As I said, the noble Lord has great knowledge in this area and we take on board what he has to say. I am perfectly happy to discuss this with him later to see how we can improve. It is a complicated area, as the noble Lord knows.
I will deal with the issue, raised by the right reverend Prelate the Bishop of Chester, of nuclear subsidy. The Government do not intend to provide a subsidy for nuclear because it is a very mature market. Subsidies should be for new technologies, which we can pump-prime to generate electricity. Of course we should maximise our resources in oil and gas, but we should also husband them because they do not last forever, as the noble Lord, Lord Deben, said. That requirement is satisfied. We have just granted licences in the Shetlands to allow new oil drilling to happen.
I thank the noble Lord, Lord Oxburgh, for answering half my questions and the noble Lord, Lord Deben, for his sage-like remarks and for laying out the landscape for us. He rightly says, in the true Conservative way, that we will look at the costs. We cannot waste taxpayers’ money and must be careful. We must also remove any impediments to this substantial development.

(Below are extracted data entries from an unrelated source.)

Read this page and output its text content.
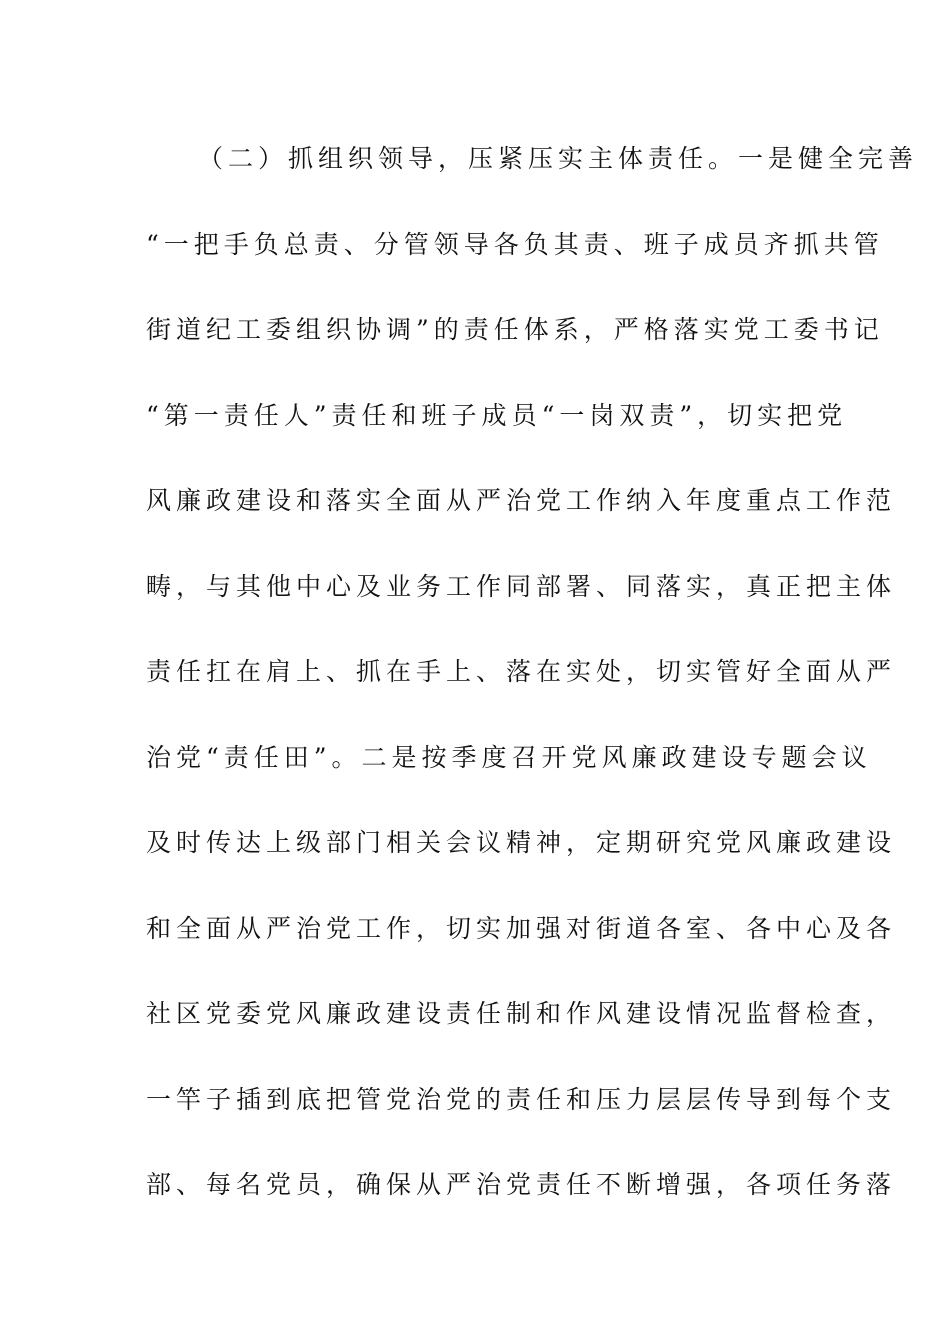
（二）抓组织领导，压紧压实主体责任。一是健全完善
“一把手负总责、分管领导各负其责、班子成员齐抓共管
街道纪工委组织协调”的责任体系，严格落实党工委书记
“第一责任人”责任和班子成员“一岗双责”，切实把党
风廉政建设和落实全面从严治党工作纳入年度重点工作范
畴，与其他中心及业务工作同部署、同落实，真正把主体
责任扛在肩上、抓在手上、落在实处，切实管好全面从严
治党“责任田”。二是按季度召开党风廉政建设专题会议
及时传达上级部门相关会议精神，定期研究党风廉政建设
和全面从严治党工作，切实加强对街道各室、各中心及各
社区党委党风廉政建设责任制和作风建设情况监督检查，
一竿子插到底把管党治党的责任和压力层层传导到每个支
部、每名党员，确保从严治党责任不断增强，各项任务落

I will be as brief as I can in answering the noble Baroness, Lady Smith, whom I thank for her co-operation. She asked about the Localism Bill and what is material in the Secretary of State putting a matter to the vote. I am not the arbiter of what is material and neither is she. We all know in our heart of hearts what is material and what we would expect. We will bring the usual pressures to bear through the other place or here to make sure that anything material gets debated because of the cross-relationship.

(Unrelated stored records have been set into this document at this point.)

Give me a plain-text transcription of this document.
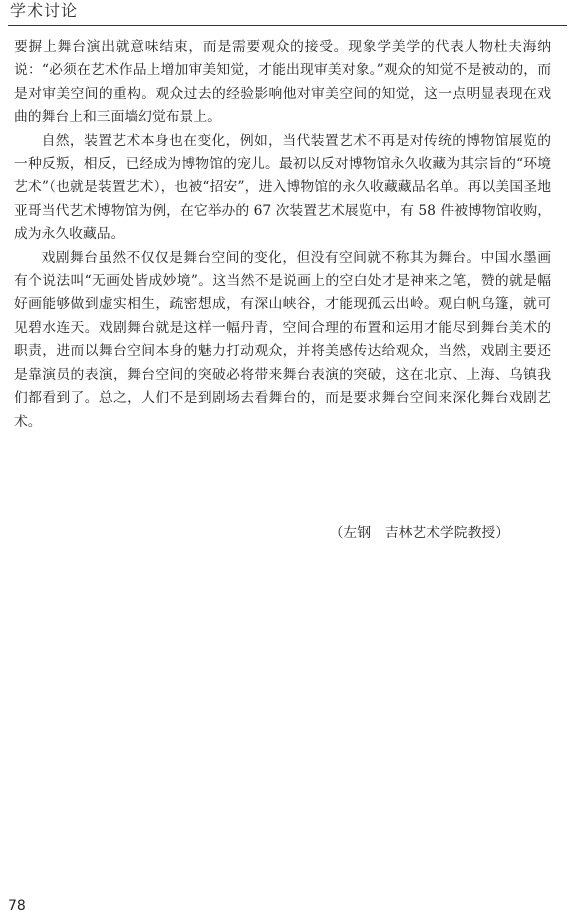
学术讨论

要摒上舞台演出就意味结束，而是需要观众的接受。现象学美学的代表人物杜夫海纳说：“必须在艺术作品上增加审美知觉，才能出现审美对象。”观众的知觉不是被动的，而是对审美空间的重构。观众过去的经验影响他对审美空间的知觉，这一点明显表现在戏曲的舞台上和三面墙幻觉布景上。

自然，装置艺术本身也在变化，例如，当代装置艺术不再是对传统的博物馆展览的一种反叛，相反，已经成为博物馆的宠儿。最初以反对博物馆永久收藏为其宗旨的“环境艺术”（也就是装置艺术），也被“招安”，进入博物馆的永久收藏藏品名单。再以美国圣地亚哥当代艺术博物馆为例，在它举办的 67 次装置艺术展览中，有 58 件被博物馆收购，成为永久收藏品。

戏剧舞台虽然不仅仅是舞台空间的变化，但没有空间就不称其为舞台。中国水墨画有个说法叫“无画处皆成妙境”。这当然不是说画上的空白处才是神来之笔，赞的就是幅好画能够做到虚实相生，疏密想成，有深山峡谷，才能现孤云出岭。观白帆乌篷，就可见碧水连天。戏剧舞台就是这样一幅丹青，空间合理的布置和运用才能尽到舞台美术的职责，进而以舞台空间本身的魅力打动观众，并将美感传达给观众，当然，戏剧主要还是靠演员的表演，舞台空间的突破必将带来舞台表演的突破，这在北京、上海、乌镇我们都看到了。总之，人们不是到剧场去看舞台的，而是要求舞台空间来深化舞台戏剧艺术。

（左钢　吉林艺术学院教授）
78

I mentioned earlier our reason for abolishing the IPC. The noble Baroness asked me to talk about the green investment bank, which is complicated. We have committed money to it. It is being set up primarily to commit to new technologies. We are investing taxpayers’ money and other banking institutions’ money in it. Therefore, there will be a rigorous test of whether it is a profitable enterprise. It is not a giveaway bank; it is an investment bank. However, it is an investment opportunity that will be available to people with new technologies to help them develop, provided they have a profitable end to them. We are not in the business of unprofitable enterprises.

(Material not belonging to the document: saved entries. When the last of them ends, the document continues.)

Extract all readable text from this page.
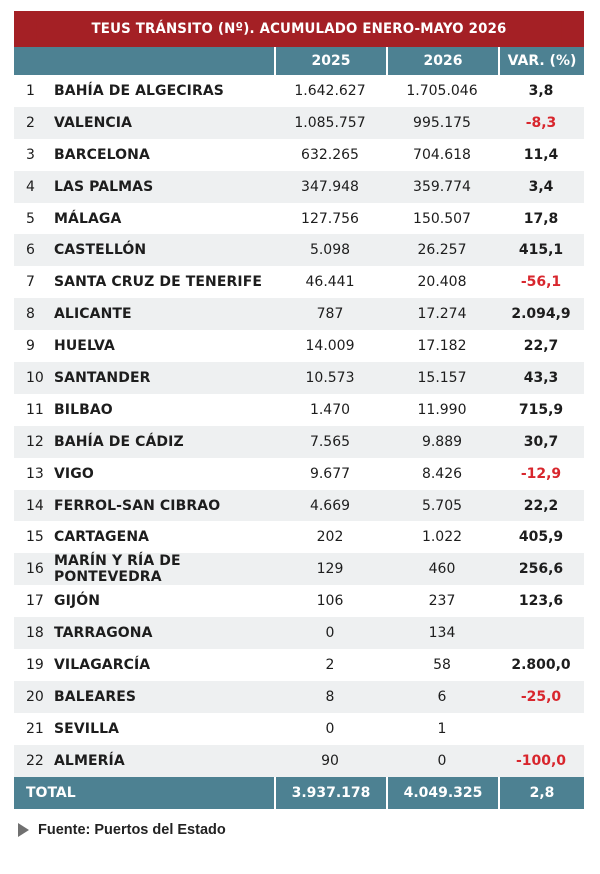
TEUS TRÁNSITO (Nº). ACUMULADO ENERO-MAYO 2026
		2025	2026	VAR. (%)
1	BAHÍA DE ALGECIRAS	1.642.627	1.705.046	3,8
2	VALENCIA	1.085.757	995.175	-8,3
3	BARCELONA	632.265	704.618	11,4
4	LAS PALMAS	347.948	359.774	3,4
5	MÁLAGA	127.756	150.507	17,8
6	CASTELLÓN	5.098	26.257	415,1
7	SANTA CRUZ DE TENERIFE	46.441	20.408	-56,1
8	ALICANTE	787	17.274	2.094,9
9	HUELVA	14.009	17.182	22,7
10	SANTANDER	10.573	15.157	43,3
11	BILBAO	1.470	11.990	715,9
12	BAHÍA DE CÁDIZ	7.565	9.889	30,7
13	VIGO	9.677	8.426	-12,9
14	FERROL-SAN CIBRAO	4.669	5.705	22,2
15	CARTAGENA	202	1.022	405,9
16	MARÍN Y RÍA DE PONTEVEDRA	129	460	256,6
17	GIJÓN	106	237	123,6
18	TARRAGONA	0	134	
19	VILAGARCÍA	2	58	2.800,0
20	BALEARES	8	6	-25,0
21	SEVILLA	0	1	
22	ALMERÍA	90	0	-100,0
TOTAL		3.937.178	4.049.325	2,8
Fuente: Puertos del Estado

The need case that was referred to is set out clearly in the 2050 Pathways Analysis, which is a very substantive document. If the noble Baroness would like to discuss issues on that after the event, I am very happy to do so. She also mentioned Renewables UK, the “dash for gas” and all those sorts of things. We need to have a broad portfolio in order to achieve our 2050 pathway, which is an enormous task. There is no point in saying, “I don’t like that, and I don’t like that”. We have to like it all because we need it, and we owe it to the next generations among us here to provide it. We cannot say, in our own isolated world, that we think this and we think that. We owe it to the next generations to deliver their requirements in a low-carbon, secure-energy framework. That is why I commend these NPSs to the Committee.